Fortunately, only long time averages of covariates are likely to be
of importance for the considered endpoints. But potential
confounding problem remains.
Problem 4: missing data, confounding…
• Genetic factors are potential confounders in causal
questions. If the relevant genotype information is known
and its role has been properly accounted for in the
statistical model, this problem can be dealt with by
proper conditioning on such information.
• But what to do when a majority of the cohort members,
as in MORGAM, have not been genotyped?
• Usual solution: restrict the analysis only to those
individuals who have been genotyped. But then the
relevant follow-up and covariate information that exists
on the other cohort members will not be used in the
analysis at all.
Problem 4: missing data, confounding…
• Treat also problem 4 as a missing data problem,
considering a probability model for the missing
genotypes and applying "full likelihood” and Bayesian
inference (Kulathinal and Arjas 2006, cf. Scheike and
Martinussen 2004). This solution involves considering
the unknown genotypes in a distributional form.
• Note, however, that a person's genotype, the measured
risk factors and phenotype (time to event and event type)
may all be statistically dependent of each other.
Therefore the likelihood contribution from an individual
who has not been genotyped involves an integration with
respect to a (conditional) genotype distribution (which is
generally different for different individuals).
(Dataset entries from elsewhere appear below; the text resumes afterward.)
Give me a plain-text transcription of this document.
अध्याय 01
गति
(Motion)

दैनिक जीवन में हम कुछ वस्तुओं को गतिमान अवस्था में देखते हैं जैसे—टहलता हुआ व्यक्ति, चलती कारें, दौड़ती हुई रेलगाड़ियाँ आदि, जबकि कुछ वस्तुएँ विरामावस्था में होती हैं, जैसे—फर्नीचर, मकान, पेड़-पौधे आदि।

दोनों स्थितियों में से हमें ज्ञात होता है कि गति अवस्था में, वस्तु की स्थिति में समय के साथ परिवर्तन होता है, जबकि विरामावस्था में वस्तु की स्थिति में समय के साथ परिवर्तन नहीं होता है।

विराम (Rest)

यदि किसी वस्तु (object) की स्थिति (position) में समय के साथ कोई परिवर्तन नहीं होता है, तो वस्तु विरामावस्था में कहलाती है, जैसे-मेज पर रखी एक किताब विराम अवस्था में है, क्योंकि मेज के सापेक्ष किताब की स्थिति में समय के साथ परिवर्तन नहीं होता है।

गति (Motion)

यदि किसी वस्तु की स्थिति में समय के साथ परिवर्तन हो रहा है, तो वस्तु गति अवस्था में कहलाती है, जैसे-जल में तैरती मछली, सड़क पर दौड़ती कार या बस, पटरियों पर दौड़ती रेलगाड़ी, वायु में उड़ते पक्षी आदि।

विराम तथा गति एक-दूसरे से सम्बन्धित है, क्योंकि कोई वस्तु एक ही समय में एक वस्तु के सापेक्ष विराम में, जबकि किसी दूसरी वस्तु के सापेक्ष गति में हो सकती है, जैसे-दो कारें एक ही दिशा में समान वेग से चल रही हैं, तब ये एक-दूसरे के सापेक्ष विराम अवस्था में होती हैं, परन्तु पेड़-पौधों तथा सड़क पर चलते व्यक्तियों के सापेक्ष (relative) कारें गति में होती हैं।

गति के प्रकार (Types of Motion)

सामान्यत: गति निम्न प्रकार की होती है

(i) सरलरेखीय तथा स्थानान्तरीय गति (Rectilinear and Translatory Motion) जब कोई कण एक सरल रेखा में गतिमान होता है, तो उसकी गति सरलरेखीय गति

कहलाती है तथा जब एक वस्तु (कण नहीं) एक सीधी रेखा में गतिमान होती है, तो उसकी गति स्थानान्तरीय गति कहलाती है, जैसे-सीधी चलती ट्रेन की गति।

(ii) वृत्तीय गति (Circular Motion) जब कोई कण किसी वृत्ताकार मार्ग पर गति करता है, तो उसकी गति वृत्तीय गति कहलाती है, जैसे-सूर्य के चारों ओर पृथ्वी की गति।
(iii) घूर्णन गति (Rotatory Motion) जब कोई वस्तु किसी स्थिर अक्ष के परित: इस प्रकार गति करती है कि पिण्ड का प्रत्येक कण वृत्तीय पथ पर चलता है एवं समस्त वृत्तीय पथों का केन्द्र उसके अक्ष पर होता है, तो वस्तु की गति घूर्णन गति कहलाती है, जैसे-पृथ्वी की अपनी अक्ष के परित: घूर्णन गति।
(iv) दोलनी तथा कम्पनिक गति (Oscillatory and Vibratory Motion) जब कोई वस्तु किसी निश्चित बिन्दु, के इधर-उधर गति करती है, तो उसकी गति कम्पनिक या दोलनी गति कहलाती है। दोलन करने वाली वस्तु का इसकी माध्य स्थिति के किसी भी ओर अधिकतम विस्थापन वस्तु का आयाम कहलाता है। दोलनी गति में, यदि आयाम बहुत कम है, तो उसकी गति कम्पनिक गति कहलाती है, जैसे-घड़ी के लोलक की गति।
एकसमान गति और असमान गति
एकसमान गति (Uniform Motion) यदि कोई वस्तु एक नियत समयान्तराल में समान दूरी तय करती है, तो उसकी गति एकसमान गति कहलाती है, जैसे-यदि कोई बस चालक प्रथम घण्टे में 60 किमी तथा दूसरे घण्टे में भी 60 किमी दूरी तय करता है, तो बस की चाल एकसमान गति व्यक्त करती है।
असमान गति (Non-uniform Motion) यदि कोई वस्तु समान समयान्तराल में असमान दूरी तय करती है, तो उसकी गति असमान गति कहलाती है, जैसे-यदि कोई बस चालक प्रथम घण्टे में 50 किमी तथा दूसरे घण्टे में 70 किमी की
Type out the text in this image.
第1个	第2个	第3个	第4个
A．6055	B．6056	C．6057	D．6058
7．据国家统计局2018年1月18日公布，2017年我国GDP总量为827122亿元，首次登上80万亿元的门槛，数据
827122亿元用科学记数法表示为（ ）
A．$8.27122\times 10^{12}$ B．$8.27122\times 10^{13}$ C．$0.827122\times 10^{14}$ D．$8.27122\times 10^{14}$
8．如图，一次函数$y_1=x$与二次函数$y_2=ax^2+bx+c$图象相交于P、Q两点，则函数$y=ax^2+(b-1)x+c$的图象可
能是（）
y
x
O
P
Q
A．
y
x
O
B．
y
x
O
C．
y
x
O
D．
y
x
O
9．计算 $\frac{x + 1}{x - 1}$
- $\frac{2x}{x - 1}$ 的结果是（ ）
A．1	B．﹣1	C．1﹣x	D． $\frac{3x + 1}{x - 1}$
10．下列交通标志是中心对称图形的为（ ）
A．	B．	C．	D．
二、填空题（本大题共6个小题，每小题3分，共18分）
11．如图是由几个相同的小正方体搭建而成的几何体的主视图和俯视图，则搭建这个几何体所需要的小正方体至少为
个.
Problem 4: missing data, confounding…
• In general, and depending on the information
available, one can consider different levels of
conditioning in the predictive probabilities
p(y*|data, attrib*, hist*, do(exposure*’)).
• Depending on such a level, the interpretation of
the results from causal analysis will differ, with
more detailed conditioning taking us closer to
“individual causal effect” - which, however, can
never be achieved by a statistical analysis of
data.
Problem 4: missing data, confounding…
• More detailed conditioning is also attractive as a
recipe against potential confounders (“no
unmeasured confounders” postulate).
• Playing with finer level conditioning by using
latent variable modelling can be attractive, but
also risky if there is very little data, noisy data, or
no data at all to support such modelling efforts.
• In essence, such finer level predictive
probabilities are calibrated against data that are
actually observed.
”Take home”-messages:
• Careful consideration of sources of
information is important.
• Interpretation of results is often facilitated
by establishing intuitive links to causal
”what if” ideas (”do”-conditioning).
• Less emphasis on inference (particularly
statistical significance testing) concerning
individual regression coefficients.
”Take home”-messages: (2)
• General modelling approach based on
MPP’s is useful, offering possibilities to
consider conditioning of probabilities on
different levels of information.
• Bayesian approach, and applying MCMC
for numerical computations, provides a
flexible framework for statistical inference,
keeping it within the domain of probability.